IF I HAD A MILLION. Paramount, 1932. Gary Cooper, Charles Laughton, George Raft, W. C. Fields, Jack Oakie, and 41 featured players. Screenplay by various hands, based on the novel Windfall by Robert D. Andrews. Directed by Ernst Lubitsch, Norman Taurog, Stephen Roberts, Norman McLeod, James Cruze, William A. Seiter, and H. Bruce Humberstone. Shown at Cinevent 41, Columbus OH, May 2009.

IF I HAD A MILLION

    The premise of this eight-part anthology film is that wealthy John Glidden (Richard Bennett), close to death, dissatisfied with his life and wanting to do some good before he dies, decides to give his fortune away in the form of million dollar checks to strangers.

    The film seems to include every name actor on the Paramount lot at the time, but the sequence that is best known is “Road Hogs,” directed by Norman McLeod. It features W. C. Fields and Alison Skipworth as former, down-on-their-Iuck vaudevillians who, with the check that Emily La Rue (Skipworth) receives, buy the car of their dreams.
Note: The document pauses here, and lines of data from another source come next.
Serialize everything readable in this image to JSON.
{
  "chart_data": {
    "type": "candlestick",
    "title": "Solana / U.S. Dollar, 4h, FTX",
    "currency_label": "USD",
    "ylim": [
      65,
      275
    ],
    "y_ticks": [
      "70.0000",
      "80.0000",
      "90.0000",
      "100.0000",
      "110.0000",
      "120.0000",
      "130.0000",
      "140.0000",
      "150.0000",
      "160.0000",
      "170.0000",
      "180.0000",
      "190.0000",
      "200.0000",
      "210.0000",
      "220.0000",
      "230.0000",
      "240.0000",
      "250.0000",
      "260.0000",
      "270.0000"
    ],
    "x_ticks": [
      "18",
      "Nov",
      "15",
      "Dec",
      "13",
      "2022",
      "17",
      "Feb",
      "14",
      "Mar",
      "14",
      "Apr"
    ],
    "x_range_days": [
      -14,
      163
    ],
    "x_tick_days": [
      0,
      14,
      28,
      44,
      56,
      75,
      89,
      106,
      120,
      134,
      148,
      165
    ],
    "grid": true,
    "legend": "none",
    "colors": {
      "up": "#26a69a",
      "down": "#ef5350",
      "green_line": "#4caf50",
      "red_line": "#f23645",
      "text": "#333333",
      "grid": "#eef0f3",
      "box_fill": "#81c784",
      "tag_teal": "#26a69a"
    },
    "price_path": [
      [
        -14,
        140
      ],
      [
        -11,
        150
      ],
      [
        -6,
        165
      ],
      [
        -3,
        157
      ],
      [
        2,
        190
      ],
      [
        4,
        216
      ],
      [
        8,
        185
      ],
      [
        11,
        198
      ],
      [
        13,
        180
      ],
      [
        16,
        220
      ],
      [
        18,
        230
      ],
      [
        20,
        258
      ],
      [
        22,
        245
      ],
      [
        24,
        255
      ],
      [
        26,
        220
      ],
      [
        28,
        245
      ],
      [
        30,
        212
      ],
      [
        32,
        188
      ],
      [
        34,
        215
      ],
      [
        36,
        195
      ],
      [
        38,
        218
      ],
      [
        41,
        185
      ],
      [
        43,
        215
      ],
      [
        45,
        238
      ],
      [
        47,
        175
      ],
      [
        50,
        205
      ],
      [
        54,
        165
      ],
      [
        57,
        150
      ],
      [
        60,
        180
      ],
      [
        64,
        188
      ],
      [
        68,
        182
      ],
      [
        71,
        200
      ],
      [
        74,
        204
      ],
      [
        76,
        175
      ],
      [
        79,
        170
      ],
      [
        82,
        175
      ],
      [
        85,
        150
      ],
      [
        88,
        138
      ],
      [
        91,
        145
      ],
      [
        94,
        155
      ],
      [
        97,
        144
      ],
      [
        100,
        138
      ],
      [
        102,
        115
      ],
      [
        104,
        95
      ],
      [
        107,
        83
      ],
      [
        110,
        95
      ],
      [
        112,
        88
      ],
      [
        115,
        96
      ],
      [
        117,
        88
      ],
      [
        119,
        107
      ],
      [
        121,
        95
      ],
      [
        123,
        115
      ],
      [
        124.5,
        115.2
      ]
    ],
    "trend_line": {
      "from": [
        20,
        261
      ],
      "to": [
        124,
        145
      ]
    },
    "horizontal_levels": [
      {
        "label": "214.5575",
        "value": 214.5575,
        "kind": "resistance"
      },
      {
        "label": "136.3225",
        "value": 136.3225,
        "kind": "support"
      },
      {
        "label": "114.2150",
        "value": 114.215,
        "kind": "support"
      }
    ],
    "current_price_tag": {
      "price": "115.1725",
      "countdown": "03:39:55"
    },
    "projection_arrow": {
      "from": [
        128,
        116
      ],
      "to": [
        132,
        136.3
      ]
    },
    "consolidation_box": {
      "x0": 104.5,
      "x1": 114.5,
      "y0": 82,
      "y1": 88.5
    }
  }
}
    When the car is demolished by a road hog, the pair buy a fleet of cars and, followed by their new purchases, each with its own driver, they take the lead in an afternoon’s drive during which they demolish the car of every road hog who tries to cross their path, until, they drive off triumphantly in the last undamaged car.

    The narrative spectrum includes a forger trying, without success, to cash his check, a death-row prisoner relieved to have a fortune to leave to his wife, and, in the shortest and most pointed of the stories, directed by Ernst Lubitsch, a lowly clerk (Charles Laughton) who finds the perfect way to pay back his employer for years of indignities inflicted upon him.

    As might be expected, the film is uneven, but it’s never less than entertaining, and at its best, a wonderful display of the writing, directing and acting talent available at Paramount in the early 1930s.